27 июля 2024

ТРИ МОНОЛОГА ЛЮБВИ

29.07.2022 | 12:34

У великого украинского поэта Тараса Шевченко есть такие строки:

Мий боже милий! Як хотилось,

Щоб хто-нибудь мени сказав

Хоч слово мудрее; щоб я знав…

Таких слов мудрых немало произносилось в советские времена, когда народы нашей огромной страны, которые все они искренне называли Родиной и когда все они – разных национальностей и вероисповедания – действительно жили единой братской семьей.

Испокон веков такие, полные взаимоуважения отношения были и с Украиной… И все это в одночасье порушили прорвавшиеся во власть «политики» нацистского толка. И такую прекрасную страну из созидательной стали превращать в поле брани.

И, конечно, понятна ностальгия по тем полным добра и взаимоуважения временам. Потому и решили мы воспроизвести сегодня размышления Нафи Джусойти, у которого были самые тесные братские взаимоотношения со своими украинскими коллегами и соратниками.

ЗАЧИН

Знаю, говорить о своей любви даже в стихах, даже родному краю, даже на такое большое расстояние, какое пролегло между моими кавказскими горами и украинской степью, трудно и неловко. И я произношу эти слова смущенно, тихо, как бы про себя. Потому – монологи…

Но что же заставляет высказываться в таком разе? Неужели нельзя молчать, если чувствуешь, «Что сил нет выразить, что высказать нет слов»? (Коста Хетагуров).

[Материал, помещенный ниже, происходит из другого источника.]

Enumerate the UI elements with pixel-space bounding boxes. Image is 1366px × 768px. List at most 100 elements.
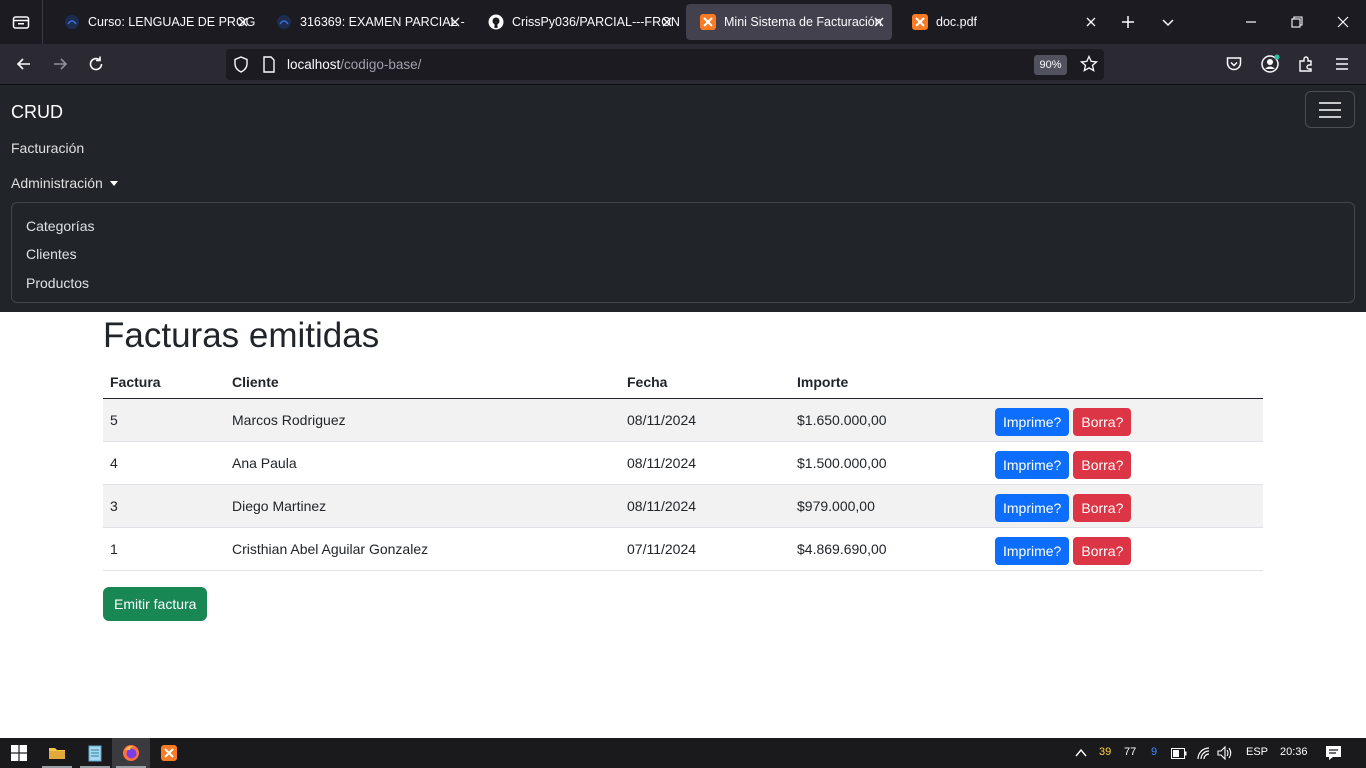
emit-invoice-button[interactable]: Emitir factura (103, 587, 208, 621)
extensions-button[interactable] (1296, 54, 1316, 74)
tab-overview-icon (12, 16, 30, 29)
page-icon[interactable] (262, 56, 276, 73)
restore-button[interactable] (1287, 12, 1307, 32)
close-icon[interactable] (236, 15, 250, 29)
column-header-importe: Importe (790, 366, 988, 399)
tab-curso[interactable]: Curso: LENGUAJE DE PROGRA (50, 4, 256, 40)
chevron-up-icon[interactable] (1074, 747, 1088, 759)
clock[interactable]: 20:36 (1280, 746, 1308, 758)
wifi-icon[interactable] (1196, 746, 1211, 760)
chevron-down-icon (1162, 19, 1174, 27)
cell-fecha: 08/11/2024 (620, 484, 790, 528)
print-button[interactable]: Imprime? (995, 407, 1070, 436)
tab-title: Curso: LENGUAJE DE PROGRA (88, 15, 256, 29)
tab-examen[interactable]: 316369: EXAMEN PARCIAL - L (262, 4, 468, 40)
cell-importe: $1.500.000,00 (790, 441, 988, 485)
reload-button[interactable] (86, 54, 106, 74)
battery-icon[interactable] (1171, 748, 1187, 759)
table-row: 1 Cristhian Abel Aguilar Gonzalez 07/11/… (103, 527, 1263, 571)
taskbar-xampp[interactable] (150, 738, 188, 768)
delete-button[interactable]: Borra? (1073, 407, 1132, 436)
moodle-icon (65, 15, 79, 29)
close-window-button[interactable] (1333, 12, 1353, 32)
url-host: localhost (287, 57, 341, 72)
nav-link-facturacion[interactable]: Facturación (11, 140, 84, 156)
url-text[interactable]: localhost/codigo-base/ (287, 57, 421, 72)
dropdown-item-categorias[interactable]: Categorías (26, 218, 94, 234)
language-indicator[interactable]: ESP (1246, 746, 1268, 758)
tray-number-blue[interactable]: 9 (1151, 746, 1157, 758)
administracion-dropdown-menu: Categorías Clientes Productos (11, 202, 1355, 303)
page-title: Facturas emitidas (103, 316, 380, 355)
cell-actions: Imprime? Borra? (988, 398, 1263, 442)
print-button[interactable]: Imprime? (995, 450, 1070, 479)
navbar-brand[interactable]: CRUD (11, 102, 63, 123)
taskbar-file-explorer[interactable] (38, 738, 76, 768)
url-bar[interactable]: localhost/codigo-base/ 90% (226, 49, 1104, 80)
table-row: 3 Diego Martinez 08/11/2024 $979.000,00 … (103, 484, 1263, 528)
menu-button[interactable] (1332, 54, 1352, 74)
list-all-tabs-button[interactable] (1158, 12, 1178, 32)
column-header-actions (988, 366, 1263, 399)
column-header-cliente: Cliente (225, 366, 620, 399)
back-button[interactable] (14, 54, 34, 74)
taskbar-firefox[interactable] (112, 738, 150, 768)
new-tab-button[interactable] (1118, 12, 1138, 32)
nav-link-label: Administración (11, 175, 103, 191)
reload-icon (89, 56, 103, 71)
cell-factura: 4 (103, 441, 225, 485)
tray-number-white[interactable]: 77 (1124, 746, 1136, 758)
hamburger-icon (1336, 58, 1348, 70)
cell-cliente: Cristhian Abel Aguilar Gonzalez (225, 527, 620, 571)
tab-overview-button[interactable] (0, 0, 43, 44)
shield-icon[interactable] (233, 56, 249, 73)
navbar-toggler-button[interactable] (1305, 91, 1355, 128)
tab-title: CrissPy036/PARCIAL---FRON (512, 15, 680, 29)
table-header-row: Factura Cliente Fecha Importe (103, 366, 1263, 399)
cell-factura: 1 (103, 527, 225, 571)
restore-icon (1291, 16, 1303, 28)
delete-button[interactable]: Borra? (1073, 493, 1132, 522)
cell-cliente: Ana Paula (225, 441, 620, 485)
start-button[interactable] (0, 738, 38, 768)
forward-button[interactable] (50, 54, 70, 74)
puzzle-icon (1299, 56, 1312, 72)
print-button[interactable]: Imprime? (995, 536, 1070, 565)
invoices-table: Factura Cliente Fecha Importe 5 Marcos R… (103, 366, 1263, 571)
tab-mini-sistema[interactable]: Mini Sistema de Facturación (686, 4, 892, 40)
account-button[interactable] (1260, 54, 1280, 74)
tab-doc-pdf[interactable]: doc.pdf (898, 4, 1104, 40)
delete-button[interactable]: Borra? (1073, 536, 1132, 565)
print-button[interactable]: Imprime? (995, 493, 1070, 522)
close-icon[interactable] (448, 15, 462, 29)
xampp-icon (912, 14, 928, 30)
nav-dropdown-administracion[interactable]: Administración (11, 175, 118, 191)
pocket-icon (1226, 57, 1242, 71)
zoom-level-badge[interactable]: 90% (1034, 55, 1067, 75)
dropdown-item-clientes[interactable]: Clientes (26, 246, 77, 262)
pocket-button[interactable] (1224, 54, 1244, 74)
close-icon[interactable] (872, 15, 886, 29)
dropdown-item-productos[interactable]: Productos (26, 275, 89, 291)
tray-number-yellow[interactable]: 39 (1099, 746, 1111, 758)
notepad-icon (88, 745, 102, 762)
notification-icon[interactable] (1325, 745, 1342, 761)
tab-title: 316369: EXAMEN PARCIAL - L (300, 15, 468, 29)
close-icon[interactable] (1084, 15, 1098, 29)
tab-title: Mini Sistema de Facturación (724, 15, 882, 29)
windows-taskbar: 39 77 9 ESP 20:36 (0, 738, 1366, 768)
close-icon[interactable] (660, 15, 674, 29)
volume-icon[interactable] (1217, 746, 1234, 760)
cell-importe: $4.869.690,00 (790, 527, 988, 571)
browser-navigation-bar: localhost/codigo-base/ 90% (0, 44, 1366, 85)
browser-tab-strip: Curso: LENGUAJE DE PROGRA 316369: EXAMEN… (0, 0, 1366, 44)
minimize-button[interactable] (1241, 12, 1261, 32)
star-icon[interactable] (1080, 55, 1098, 73)
url-path: /codigo-base/ (340, 57, 422, 72)
app-navbar: CRUD Facturación Administración Categorí… (0, 85, 1366, 312)
cell-cliente: Diego Martinez (225, 484, 620, 528)
column-header-factura: Factura (103, 366, 225, 399)
delete-button[interactable]: Borra? (1073, 450, 1132, 479)
taskbar-notepad[interactable] (76, 738, 114, 768)
tab-github[interactable]: CrissPy036/PARCIAL---FRON (474, 4, 680, 40)
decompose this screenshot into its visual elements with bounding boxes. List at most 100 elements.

Да, конечно, если бы это чувство являлось единственно моим индивидуальным состоянием, то молчание было бы куда как естественней. Но когда это чувство всеобщее нравственное состояние твоего поколения – людей, говорящих на разных языках, воспитанных на разных национальных традициях, живущих на неоглядных просторах нашей общей Родины, то его необходимо осознать как явление новое в развитии Человека и его культуры. А ведь это явление не только новое, не только личностное, но и общественное, социально значимое, в исторической перспективе – всемирное, в культурном процессе всех народов – творящее начало. И его нужно осмыслить, выразить, воплотить.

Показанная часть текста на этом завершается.